Only Threat of Military Action Will Stop Iran - Michael Eisenstadt (U.S. News)

  • Military action is a last resort. But for nuclear diplomacy to succeed, Tehran must believe that if it tries to build a bomb, the United States will undertake military action to disrupt such an effort.
  • The recent International Atomic Energy Agency report supports the conclusion that, at the very least, Tehran seeks an option to build a bomb. Believing that its nuclear program would be attacked if it sought to exercise this option might deter it from doing so, or at least cause it to defer such a decision.
  • The recent plot to assassinate the Saudi ambassador in Washington should be a wake-up call. It indicates that 30 years of Iranian terrorist attacks on American interests, without a U.S. military response, has convinced Tehran that it can continue to act with impunity - even on U.S. soil. Unless Washington alters Tehran's risk calculus, the U.S. may be targeted again.
  • Advocates of containment frequently gloss over the fact that to work, it must be backed up with a credible threat of force; that the costs of a nuclear deterrence failure in a proliferated Middle East may be measured in millions of lives lost; and that the likelihood of a nuclear deterrence failure is not trivial, given the propensity of an embattled and increasingly insular and hard-line regime in Tehran to miscalculate and overreach.

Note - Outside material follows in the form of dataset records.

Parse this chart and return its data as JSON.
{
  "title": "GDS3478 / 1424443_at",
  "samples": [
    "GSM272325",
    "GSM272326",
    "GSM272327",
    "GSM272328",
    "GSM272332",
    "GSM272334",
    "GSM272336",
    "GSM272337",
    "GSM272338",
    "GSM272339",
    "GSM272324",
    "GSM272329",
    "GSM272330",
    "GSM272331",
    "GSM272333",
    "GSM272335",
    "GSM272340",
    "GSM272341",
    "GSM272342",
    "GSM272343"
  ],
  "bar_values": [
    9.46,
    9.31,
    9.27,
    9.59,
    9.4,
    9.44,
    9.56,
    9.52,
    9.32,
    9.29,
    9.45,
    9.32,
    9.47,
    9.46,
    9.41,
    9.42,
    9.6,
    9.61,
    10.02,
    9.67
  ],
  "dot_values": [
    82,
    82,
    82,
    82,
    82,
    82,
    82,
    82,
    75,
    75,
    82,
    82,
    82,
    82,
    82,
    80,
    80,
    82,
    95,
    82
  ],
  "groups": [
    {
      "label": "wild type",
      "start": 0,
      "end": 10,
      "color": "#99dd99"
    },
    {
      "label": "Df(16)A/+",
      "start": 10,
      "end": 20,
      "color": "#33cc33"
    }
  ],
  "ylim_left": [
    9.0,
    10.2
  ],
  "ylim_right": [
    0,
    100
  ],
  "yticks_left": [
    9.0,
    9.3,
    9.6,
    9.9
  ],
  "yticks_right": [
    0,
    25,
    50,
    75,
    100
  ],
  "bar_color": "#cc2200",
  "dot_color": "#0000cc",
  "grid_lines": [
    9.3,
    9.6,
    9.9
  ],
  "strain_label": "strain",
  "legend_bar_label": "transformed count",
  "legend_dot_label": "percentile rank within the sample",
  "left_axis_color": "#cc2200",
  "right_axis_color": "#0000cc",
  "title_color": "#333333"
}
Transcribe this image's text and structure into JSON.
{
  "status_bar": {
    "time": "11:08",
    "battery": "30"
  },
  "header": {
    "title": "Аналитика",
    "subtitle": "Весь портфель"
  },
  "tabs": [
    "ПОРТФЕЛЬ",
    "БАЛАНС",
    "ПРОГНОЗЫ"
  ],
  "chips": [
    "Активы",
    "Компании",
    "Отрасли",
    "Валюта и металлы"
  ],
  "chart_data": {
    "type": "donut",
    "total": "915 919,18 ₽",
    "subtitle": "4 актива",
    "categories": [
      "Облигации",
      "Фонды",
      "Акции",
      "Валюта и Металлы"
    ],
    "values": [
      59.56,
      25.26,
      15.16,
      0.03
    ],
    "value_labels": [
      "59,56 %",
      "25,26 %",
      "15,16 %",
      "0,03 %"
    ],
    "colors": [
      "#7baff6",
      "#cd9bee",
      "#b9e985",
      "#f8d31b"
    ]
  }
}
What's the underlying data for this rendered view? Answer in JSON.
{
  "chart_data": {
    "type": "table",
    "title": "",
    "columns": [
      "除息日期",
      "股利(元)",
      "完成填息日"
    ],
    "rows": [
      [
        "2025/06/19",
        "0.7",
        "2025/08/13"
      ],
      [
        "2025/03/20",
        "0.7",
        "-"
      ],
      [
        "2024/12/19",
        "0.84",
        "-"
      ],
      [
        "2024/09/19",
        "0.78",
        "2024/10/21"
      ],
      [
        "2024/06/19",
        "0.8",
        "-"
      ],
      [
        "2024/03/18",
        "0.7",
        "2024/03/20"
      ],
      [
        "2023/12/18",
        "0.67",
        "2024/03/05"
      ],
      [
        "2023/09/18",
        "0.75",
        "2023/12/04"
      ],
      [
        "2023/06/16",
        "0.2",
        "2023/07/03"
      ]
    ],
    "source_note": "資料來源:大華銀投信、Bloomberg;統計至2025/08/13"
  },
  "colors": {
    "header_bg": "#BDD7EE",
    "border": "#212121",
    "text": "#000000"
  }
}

  • Paradoxically, to succeed diplomatically and to deter, the U.S. needs to be ready to use force in response to further acts of terrorism by Iran, or to an attempt by Iran to build a bomb. For the threat of force to work, however, it has to be credible, and it has to dramatically alter Iran's risk calculus. Right now, neither condition is present.

    The writer is a senior fellow and director of the military and security studies program at The Washington Institute for Near East Policy.